The new barn is one of the shorter-term projects URAAC has been discussing at recent meetings.
Without a large amount of funding today from the tax increment financing at the base area, the group has turned its focus on some smaller-scale projects like signage and other aesthetic improvements.
Even though large-scale projects still could be several years away, the group soon will rank and prioritize the bigger projects, some of which could total millions of dollars.
A subcommittee will spend the coming weeks grading a long list of projects that include such things as elevators in Gondola Square to major road improvements.
The scores will be presented to URAAC next month for discussion.
URAAC also spent some time Thursday talking about a concerning situation at the newly daylighted Burgess Creek.
Paul said he was aware of a recent report of a child who received a mild shock while playing in the creek.
The shock has brought some scrutiny on the lights that were installed in the creek.
Paul speculated the power to some damaged lights was not turned off as ordered and could have led to the shocking incident.
He said the lights run on 12 volts and do not use enough electricity to cause any serious harm.
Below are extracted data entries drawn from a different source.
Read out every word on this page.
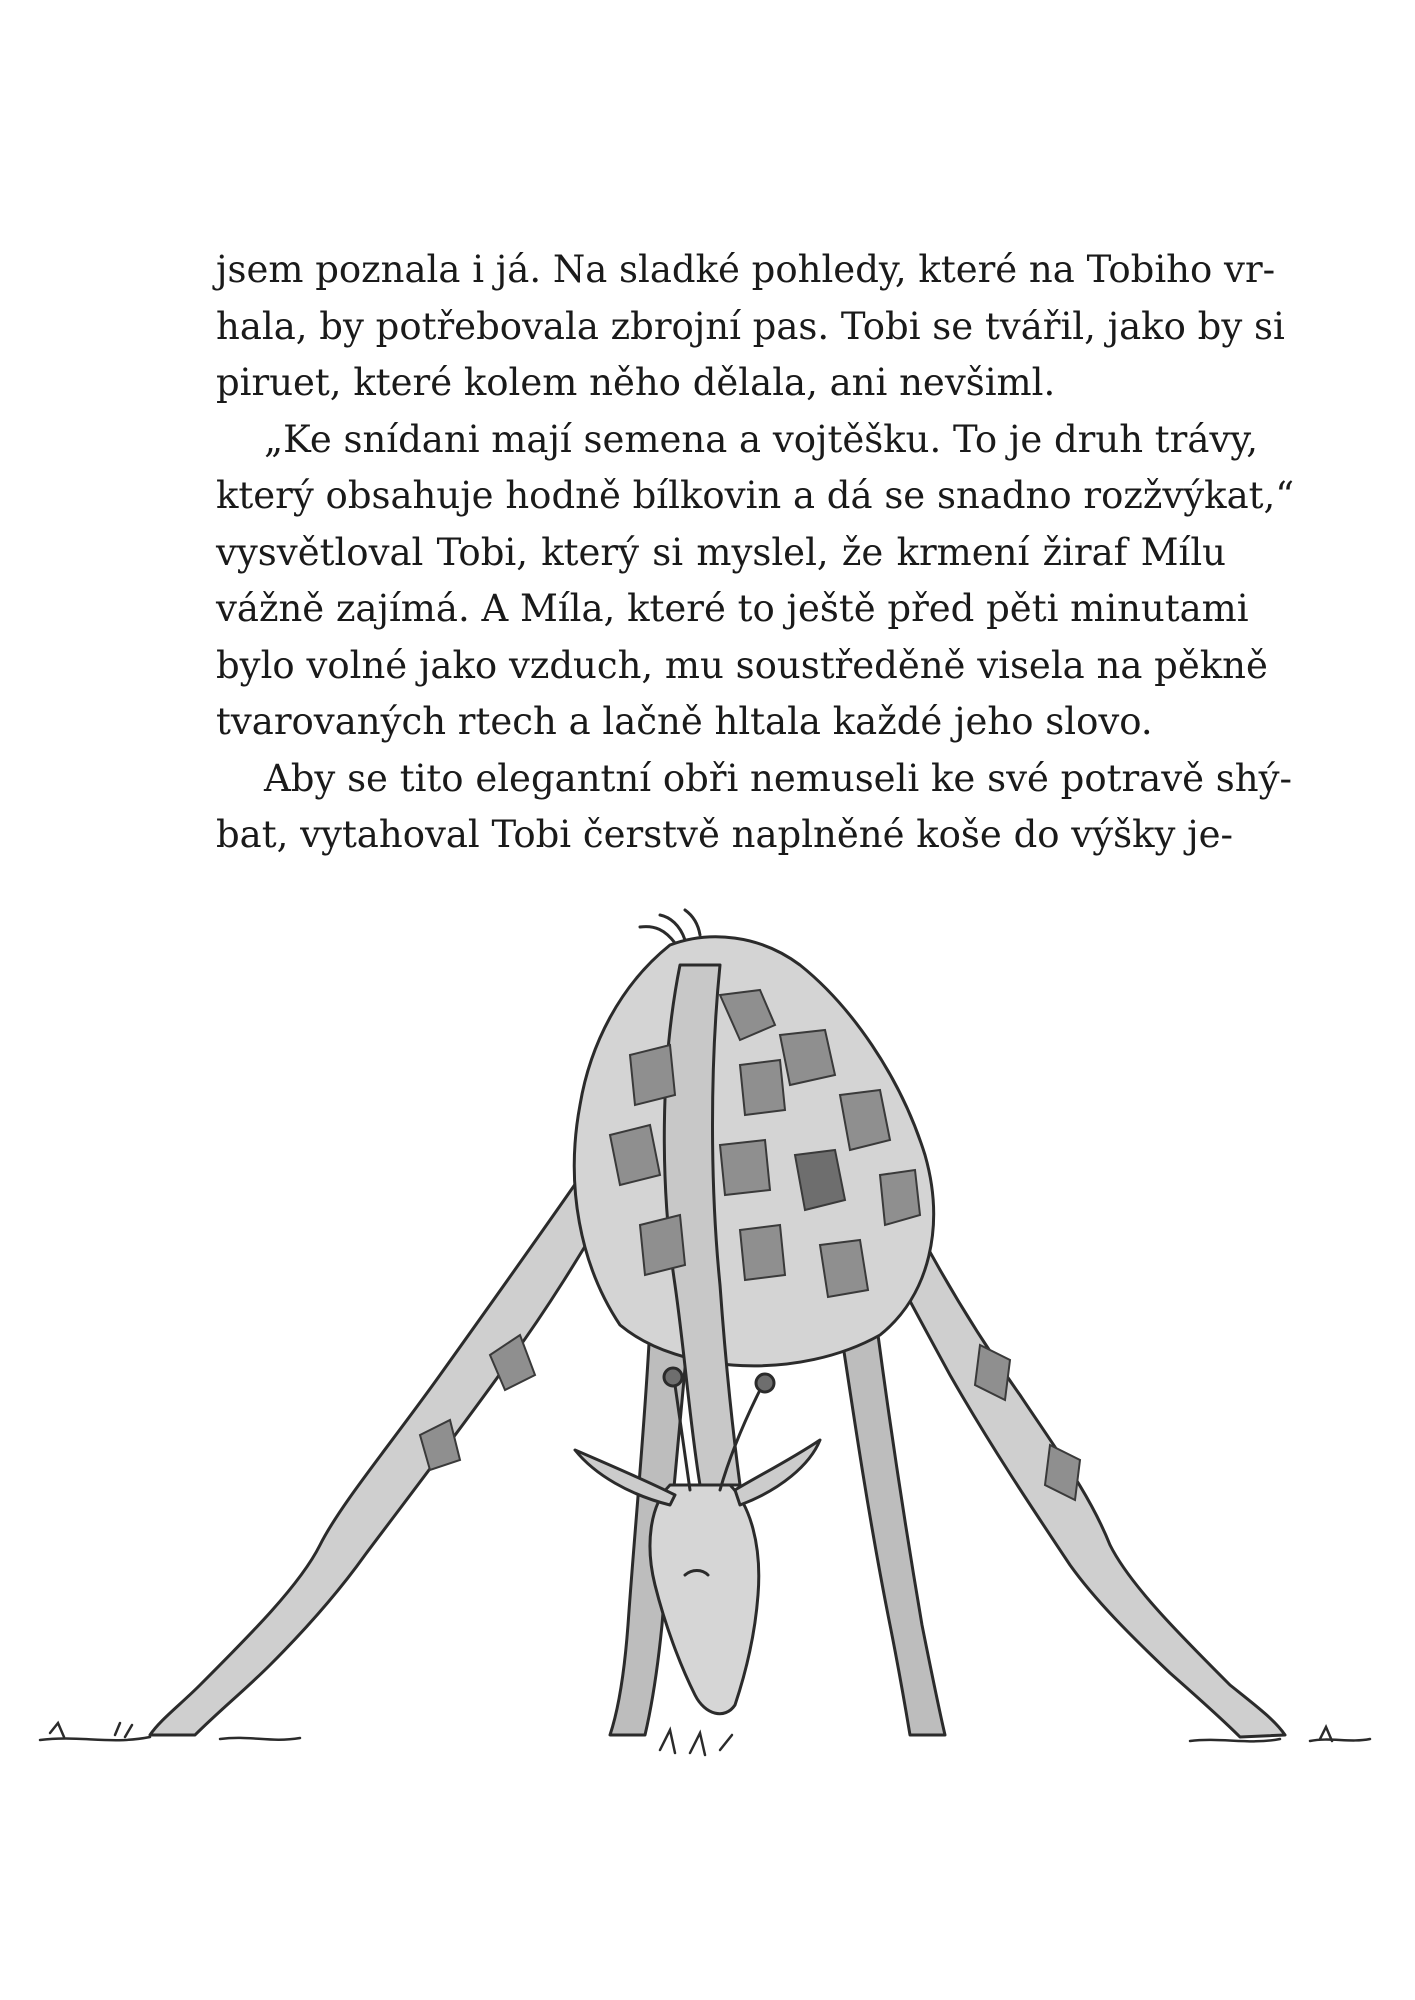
jsem poznala i já. Na sladké pohledy, které na Tobiho vr-
hala, by potřebovala zbrojní pas. Tobi se tvářil, jako by si
piruet, které kolem něho dělala, ani nevšiml.
„Ke snídani mají semena a vojtěšku. To je druh trávy,
který obsahuje hodně bílkovin a dá se snadno rozžvýkat,“
vysvětloval Tobi, který si myslel, že krmení žiraf Mílu
vážně zajímá. A Míla, které to ještě před pěti minutami
bylo volné jako vzduch, mu soustředěně visela na pěkně
tvarovaných rtech a lačně hltala každé jeho slovo.
Aby se tito elegantní obři nemuseli ke své potravě shý-
bat, vytahoval Tobi čerstvě naplněné koše do výšky je-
The lights have been disconnected and power turned off to prevent any future incidents.
The discussion about the electrical issue came as URAAC discussed an ongoing project to install new lights in the creek after the old ones were vandalized.
Several URAAC members wanted to figure out how exactly the incident happened before pursuing new lights.
One of the other significant actions taken at the URAAC meeting was the hiring of Ralph Walton to manage upcoming redevelopment projects.
Walton, the co-founder of Cedar House Partners, served as a senior executive at Crested Butte Mountain Resort from 1993 to 2002.